Über ein halbes Jahrhundert musste Basel, die Hochburg fasnächtlichen Pfeifens und Trommelns warten, bis es endlich wieder die Teilnehmer eines Eidgenössischen Tambouren- und Pfeiferfestes in seinen Mauern begrüssen darf. Denn diese vom Schweizerischen Tambourenverband (STV) alle vier Jahre ausgerichteten Wettspiele fanden 1954 letztmals am Rheinknie statt. Nun, vom 29. Juni bis 2. Juli 2006 ist es endlich wieder so weit. Und die 24. Ausgabe unter dem Motto «Basel 2006» steht unter einem besonderen Stern, denn dieses Jahr feiert der STV sein 100-Jahr-Jubiläum.
Wie das Organisationskomitee heute den Medien mitteilt haben sich für «Basel 2006» gegen 3’100 aktive Tambouren, Pfeifer (Basler Piccolo und Natwärrisch-Pfeifer) und Claironisten aus 133 Vereinen angemeldet. Das sind rund zehn Prozent mehr als beim letzten Eidgenössischen 2002 in Sierre. Obwohl noch nicht alle Anmeldungen ausgewertet sind muss das OK noch zwei zusätzliche Säle für die Wettspielkonkurrenz öffnen und bei der Marschkonkurrenz mit zwei Jurys arbeiten. Zudem ist das OK von ursprünglich 18 auf 40 ehrenamtliche Mitarbeitende angewachsen. Am Fest werden dann gegen 500 freiwillige und unbezahlte Helferinnen und Helfer aus den Trägerschafts-Vereinen im Einsatz sein. Neben den über 3’000 Aktiven rechnet das OK mit zehntausenden Zuschauer aus der Schweiz und dem benachbarten Ausland.
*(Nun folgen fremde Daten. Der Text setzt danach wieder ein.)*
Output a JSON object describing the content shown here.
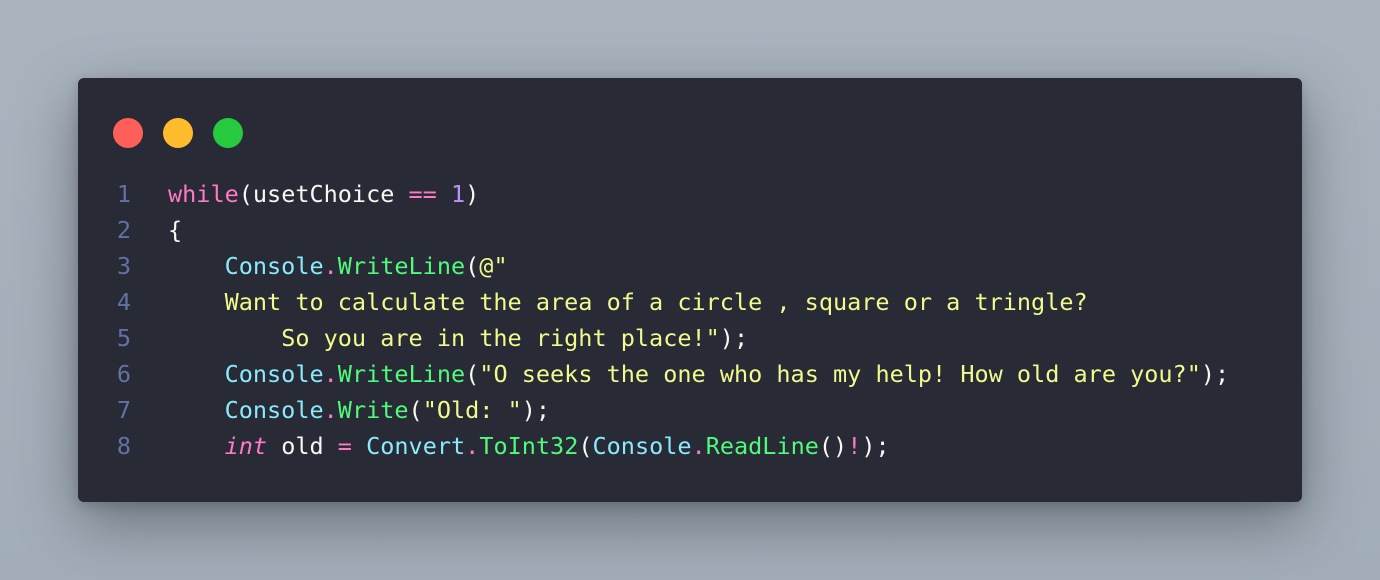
{
  "theme": {
    "background": "#282a36",
    "traffic_lights": [
      "#ff5f56",
      "#ffbd2e",
      "#27c93f"
    ],
    "colors": {
      "plain": "#f8f8f2",
      "keyword": "#ff79c6",
      "number": "#bd93f9",
      "class": "#8be9fd",
      "method": "#50fa7b",
      "string": "#f1fa8c",
      "line_number": "#6272a4"
    }
  },
  "window": {
    "traffic_light_icons": [
      "close-dot-icon",
      "minimize-dot-icon",
      "maximize-dot-icon"
    ]
  },
  "code_lines": [
    {
      "number": "1",
      "tokens": [
        {
          "text": "while",
          "type": "keyword"
        },
        {
          "text": "(usetChoice ",
          "type": "plain"
        },
        {
          "text": "==",
          "type": "keyword"
        },
        {
          "text": " ",
          "type": "plain"
        },
        {
          "text": "1",
          "type": "number"
        },
        {
          "text": ")",
          "type": "plain"
        }
      ]
    },
    {
      "number": "2",
      "tokens": [
        {
          "text": "{",
          "type": "plain"
        }
      ]
    },
    {
      "number": "3",
      "tokens": [
        {
          "text": "    ",
          "type": "plain"
        },
        {
          "text": "Console",
          "type": "class"
        },
        {
          "text": ".",
          "type": "keyword"
        },
        {
          "text": "WriteLine",
          "type": "method"
        },
        {
          "text": "(",
          "type": "plain"
        },
        {
          "text": "@\"",
          "type": "string"
        }
      ]
    },
    {
      "number": "4",
      "tokens": [
        {
          "text": "    ",
          "type": "plain"
        },
        {
          "text": "Want to calculate the area of a circle , square or a tringle?",
          "type": "string"
        }
      ]
    },
    {
      "number": "5",
      "tokens": [
        {
          "text": "        ",
          "type": "plain"
        },
        {
          "text": "So you are in the right place!\"",
          "type": "string"
        },
        {
          "text": ");",
          "type": "plain"
        }
      ]
    },
    {
      "number": "6",
      "tokens": [
        {
          "text": "    ",
          "type": "plain"
        },
        {
          "text": "Console",
          "type": "class"
        },
        {
          "text": ".",
          "type": "keyword"
        },
        {
          "text": "WriteLine",
          "type": "method"
        },
        {
          "text": "(",
          "type": "plain"
        },
        {
          "text": "\"O seeks the one who has my help! How old are you?\"",
          "type": "string"
        },
        {
          "text": ");",
          "type": "plain"
        }
      ]
    },
    {
      "number": "7",
      "tokens": [
        {
          "text": "    ",
          "type": "plain"
        },
        {
          "text": "Console",
          "type": "class"
        },
        {
          "text": ".",
          "type": "keyword"
        },
        {
          "text": "Write",
          "type": "method"
        },
        {
          "text": "(",
          "type": "plain"
        },
        {
          "text": "\"Old: \"",
          "type": "string"
        },
        {
          "text": ");",
          "type": "plain"
        }
      ]
    },
    {
      "number": "8",
      "tokens": [
        {
          "text": "    ",
          "type": "plain"
        },
        {
          "text": "int",
          "type": "type_italic"
        },
        {
          "text": " old ",
          "type": "plain"
        },
        {
          "text": "=",
          "type": "keyword"
        },
        {
          "text": " ",
          "type": "plain"
        },
        {
          "text": "Convert",
          "type": "class"
        },
        {
          "text": ".",
          "type": "keyword"
        },
        {
          "text": "ToInt32",
          "type": "method"
        },
        {
          "text": "(",
          "type": "plain"
        },
        {
          "text": "Console",
          "type": "class"
        },
        {
          "text": ".",
          "type": "keyword"
        },
        {
          "text": "ReadLine",
          "type": "method"
        },
        {
          "text": "()",
          "type": "plain"
        },
        {
          "text": "!",
          "type": "keyword"
        },
        {
          "text": ");",
          "type": "plain"
        }
      ]
    }
  ]
}
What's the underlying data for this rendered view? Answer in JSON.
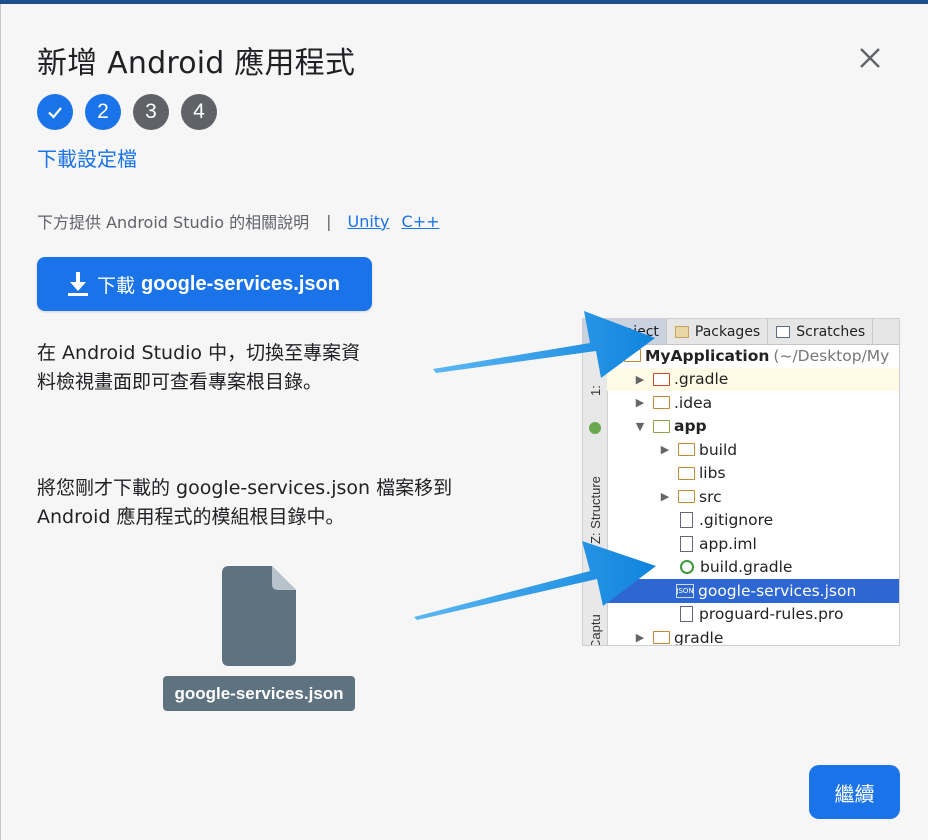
{
  "dialog": {
    "title": "新增 Android 應用程式",
    "close_icon": "close-icon"
  },
  "steps": [
    {
      "label": "✓",
      "state": "done"
    },
    {
      "label": "2",
      "state": "active"
    },
    {
      "label": "3",
      "state": "pending"
    },
    {
      "label": "4",
      "state": "pending"
    }
  ],
  "step_label": "下載設定檔",
  "docs": {
    "text": "下方提供 Android Studio 的相關說明",
    "separator": "|",
    "links": [
      "Unity",
      "C++"
    ]
  },
  "download_button": {
    "prefix": "下載",
    "filename": "google-services.json",
    "icon": "download-icon"
  },
  "instructions": {
    "line1a": "在 Android Studio 中，切換至專案資",
    "line1b": "料檢視畫面即可查看專案根目錄。",
    "line2a": "將您剛才下載的 google-services.json 檔案移到",
    "line2b": "Android 應用程式的模組根目錄中。"
  },
  "file_chip": "google-services.json",
  "continue_label": "繼續",
  "ide": {
    "tabs": [
      "Project",
      "Packages",
      "Scratches"
    ],
    "gutter": [
      "1:",
      "Z: Structure",
      "Captu"
    ],
    "tree": [
      {
        "arrow": "▼",
        "label": "MyApplication",
        "path": "(~/Desktop/My",
        "bold": true,
        "indent": 0,
        "icon": "folder"
      },
      {
        "arrow": "▶",
        "label": ".gradle",
        "indent": 1,
        "icon": "folder-red",
        "highlight": true
      },
      {
        "arrow": "▶",
        "label": ".idea",
        "indent": 1,
        "icon": "folder"
      },
      {
        "arrow": "▼",
        "label": "app",
        "bold": true,
        "indent": 1,
        "icon": "folder-green"
      },
      {
        "arrow": "▶",
        "label": "build",
        "indent": 2,
        "icon": "folder"
      },
      {
        "arrow": "",
        "label": "libs",
        "indent": 2,
        "icon": "folder"
      },
      {
        "arrow": "▶",
        "label": "src",
        "indent": 2,
        "icon": "folder"
      },
      {
        "arrow": "",
        "label": ".gitignore",
        "indent": 2,
        "icon": "file"
      },
      {
        "arrow": "",
        "label": "app.iml",
        "indent": 2,
        "icon": "file"
      },
      {
        "arrow": "",
        "label": "build.gradle",
        "indent": 2,
        "icon": "gradle"
      },
      {
        "arrow": "",
        "label": "google-services.json",
        "indent": 2,
        "icon": "json",
        "selected": true
      },
      {
        "arrow": "",
        "label": "proguard-rules.pro",
        "indent": 2,
        "icon": "file"
      },
      {
        "arrow": "▶",
        "label": "gradle",
        "indent": 1,
        "icon": "folder"
      }
    ]
  },
  "colors": {
    "primary": "#1a73e8",
    "pending_step": "#5f6368",
    "arrow": "#1e8ee6",
    "selected_row": "#2e67d3"
  }
}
Neben den Wettspielkonkurrenzen kommt natürlich bei «Basel 2006» die Unterhaltung nicht zu kurz. Vier ausländische Gastformationen – drei aus den USA und eine aus Frankreich – werden abends auf dem Marktplatz, dem Barfüsserplatz und dem Kasernenareal diverse Bühnenauftritte bestreiten. Und um den Fussballfreunden die Möglichkeit zu bieten, die am 30 Juni und 1. Juli stattfinden Viertelfinalspiele um die Fussball-Weltmeisterschaft mitzuerleben, prüft das OK in Zusammenarbeit mit dem Stadtmarketing die Aufstellung einer Grossleinwand auf dem Marktplatz.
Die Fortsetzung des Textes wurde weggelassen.